How severe does this issue affect your experience of using Ray?
- Medium: It contributes to significant difficulty to complete my task, but I can work around it.
Hi all, I am currently a bit confused over the new API stack involving RLModules and Policies, especially regarding a multi-agent setting. In the example shown in the documentations:
import gymnasium as gym
from ray.rllib.core.rl_module.rl_module import SingleAgentRLModuleSpec
from ray.rllib.core.rl_module.marl_module import MultiAgentRLModuleSpec
spec = MultiAgentRLModuleSpec(
marl_module_class=BCTorchMultiAgentModuleWithSharedEncoder,
module_specs={
"local_2d": SingleAgentRLModuleSpec(
observation_space=gym.spaces.Dict(
{
"global": gym.spaces.Box(low=-1, high=1, shape=(2,)),
"local": gym.spaces.Box(low=-1, high=1, shape=(2,)),
}
),
action_space=gym.spaces.Discrete(2),
model_config_dict={"fcnet_hiddens": [64]},
),
"local_5d": SingleAgentRLModuleSpec(
observation_space=gym.spaces.Dict(
{
"global": gym.spaces.Box(low=-1, high=1, shape=(2,)),
"local": gym.spaces.Box(low=-1, high=1, shape=(5,)),
}
),
action_space=gym.spaces.Discrete(5),
model_config_dict={"fcnet_hiddens": [64]},
),
},
)
module = spec.build()
The MultiAgentRLModuleSpec
expects module_id
s. It is not clear whether the module_id
should match the agent_id
or policy_id
. I have been defining the policy_mapping_fn
in the old API that maps agent_id
to policy_id
, but I am not entirely sure how module_id
fits into this formulation. For example,
config = PPOConfig()
.environment(env=env_name, clip_actions=True, disable_env_checking=True)

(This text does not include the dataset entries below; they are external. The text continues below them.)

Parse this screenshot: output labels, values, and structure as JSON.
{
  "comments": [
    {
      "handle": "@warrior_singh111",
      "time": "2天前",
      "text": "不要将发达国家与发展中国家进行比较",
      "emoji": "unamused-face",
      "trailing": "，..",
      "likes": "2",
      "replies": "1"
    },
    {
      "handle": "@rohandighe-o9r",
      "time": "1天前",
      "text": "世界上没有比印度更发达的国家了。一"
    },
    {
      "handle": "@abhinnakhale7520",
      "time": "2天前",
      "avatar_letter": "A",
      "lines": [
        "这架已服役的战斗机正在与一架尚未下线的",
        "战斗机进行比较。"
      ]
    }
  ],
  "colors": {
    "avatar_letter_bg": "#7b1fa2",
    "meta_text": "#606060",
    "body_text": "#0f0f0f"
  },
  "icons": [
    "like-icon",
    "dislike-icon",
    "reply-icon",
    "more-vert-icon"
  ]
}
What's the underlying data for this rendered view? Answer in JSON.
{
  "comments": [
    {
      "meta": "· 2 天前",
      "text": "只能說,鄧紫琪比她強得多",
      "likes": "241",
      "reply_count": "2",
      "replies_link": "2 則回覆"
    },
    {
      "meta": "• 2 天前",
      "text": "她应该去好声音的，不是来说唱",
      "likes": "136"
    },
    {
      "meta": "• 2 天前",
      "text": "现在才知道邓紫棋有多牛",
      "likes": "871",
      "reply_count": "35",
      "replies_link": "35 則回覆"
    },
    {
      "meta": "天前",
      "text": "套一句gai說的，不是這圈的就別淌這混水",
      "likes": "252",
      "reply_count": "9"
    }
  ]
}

.rollouts(num_rollout_workers=4, rollout_fragment_length=128)
.multiagent(
policies=env.get_agent_ids(),
policy_mapping_fn=(lambda agent_id, *args, **kwargs: agent_id),
)
So the question is if I use the new experimental API, and use the rlmodule()
method with relevant multiagent specs, do I still need to use the multiagent()
method on top of that? And if so, how does the policy_mapping_fn
work in relation to the module_id
.
Thank you in advance.